Com efeito, a possibilidade de realização do controle “difuso” de constitucionalidade por parte do Poder Judiciário, em razão da iniciativa de Rui Barbosa, teria sido positivada no Decreto 510, de 22/6/1890[2], que estabeleceu a Constituição “provisória” da República dos Estados Unidos do Brasil, e, ainda, no Decreto 848, de 11/10/1890[3], que organizou a Justiça Federal.

De tal dogma deriva a equivocada ideia — talvez por desconhecimento ou, eventualmente, por desinteresse da doutrina nacional acerca da evolução constitucional do Brasil — de que não houve um controle de constitucionalidade no Império (1822-1889), notadamente em razão da existência do Poder Moderador, que, dadas as suas atribuições e prerrogativas, ofuscaria o papel institucional do Poder Judiciário, que não teria condições de interpretar as leis.

Ocorre que a crença da doutrina pátria no “mito fundacional do controle”[4] parece ocultar a existência de um complexo e efetivo sistema de controle de compatibilidade de leis à luz da Constituição do Império (1824), outrora instituído pela Lei 16, de 12/8/1834 (Ato Adicional) e pela Lei 105, de 12/5/1840 (Lei Interpretativa da Reforma Constitucional).

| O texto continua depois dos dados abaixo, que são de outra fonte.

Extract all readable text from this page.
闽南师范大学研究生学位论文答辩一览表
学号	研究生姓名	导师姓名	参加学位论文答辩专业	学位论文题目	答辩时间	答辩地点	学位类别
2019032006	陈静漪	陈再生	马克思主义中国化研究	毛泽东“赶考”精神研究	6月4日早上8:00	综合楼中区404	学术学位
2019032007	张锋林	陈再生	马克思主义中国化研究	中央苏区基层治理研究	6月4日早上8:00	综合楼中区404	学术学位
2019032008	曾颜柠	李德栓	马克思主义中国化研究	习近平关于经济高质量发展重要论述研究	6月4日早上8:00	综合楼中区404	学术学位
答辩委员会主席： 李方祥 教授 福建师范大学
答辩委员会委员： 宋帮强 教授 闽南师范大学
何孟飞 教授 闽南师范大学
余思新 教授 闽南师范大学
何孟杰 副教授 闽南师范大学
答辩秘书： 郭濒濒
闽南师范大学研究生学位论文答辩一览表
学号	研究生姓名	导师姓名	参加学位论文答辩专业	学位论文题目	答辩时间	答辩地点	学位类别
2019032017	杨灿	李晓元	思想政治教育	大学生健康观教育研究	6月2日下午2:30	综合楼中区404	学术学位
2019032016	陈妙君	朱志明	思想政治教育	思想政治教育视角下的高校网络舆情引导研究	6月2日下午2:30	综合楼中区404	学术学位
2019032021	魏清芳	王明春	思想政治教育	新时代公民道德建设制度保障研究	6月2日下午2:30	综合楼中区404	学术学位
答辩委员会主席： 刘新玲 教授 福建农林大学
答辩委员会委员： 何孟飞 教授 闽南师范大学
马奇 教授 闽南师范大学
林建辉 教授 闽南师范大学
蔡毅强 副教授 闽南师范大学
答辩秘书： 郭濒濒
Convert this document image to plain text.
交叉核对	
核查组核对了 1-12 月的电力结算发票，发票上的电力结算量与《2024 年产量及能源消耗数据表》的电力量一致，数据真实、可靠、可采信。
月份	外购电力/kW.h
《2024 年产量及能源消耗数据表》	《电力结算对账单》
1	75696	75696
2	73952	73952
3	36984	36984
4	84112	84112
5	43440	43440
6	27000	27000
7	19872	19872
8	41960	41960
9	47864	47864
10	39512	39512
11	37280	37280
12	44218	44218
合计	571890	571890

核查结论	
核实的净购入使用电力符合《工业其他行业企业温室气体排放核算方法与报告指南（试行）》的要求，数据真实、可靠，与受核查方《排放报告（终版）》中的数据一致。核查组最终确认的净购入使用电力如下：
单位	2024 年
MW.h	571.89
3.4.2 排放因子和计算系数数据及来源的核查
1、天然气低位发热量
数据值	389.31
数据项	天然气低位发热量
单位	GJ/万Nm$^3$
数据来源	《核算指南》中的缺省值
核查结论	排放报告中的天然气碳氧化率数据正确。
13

O chamado “Ato Adicional”, de 1834, se apresenta como um dos mais profícuos resultados da insurgência, de cariz acentuadamente liberal, à condução político-governamental do imperador Dom Pedro I e que culminou na abdicação ao trono em 1831[5]. Com o propósito de atender às demandas de descentralização do poder e maior autonomia às províncias, o Ato Adicional transformou os conselhos gerais em assembleias provinciais, dotando-as, inclusive, de competência normativa, conforme se observa dos artigos 10 e 11.

Desta feita, diante da possibilidade de edição de atos normativos por parte das próprias províncias, fora instituído no Ato Adicional, um “complexo mecanismo de controle da constitucionalidade das leis provinciais, de modo a preservar as competências constitucionais da Assembleia Geral e a evitar os excessos e abusos legislativos”[6].

Tal sistema é composto de três procedimentos específicos, envolvendo instituições e autoridades diversas, conforme artigo 13, artigo 16, artigo 17, artigo 20, parágrafo 3º do artigo 24 e artigo 25 da Lei 16/1834 e o artigo 7º da Lei 105/1840.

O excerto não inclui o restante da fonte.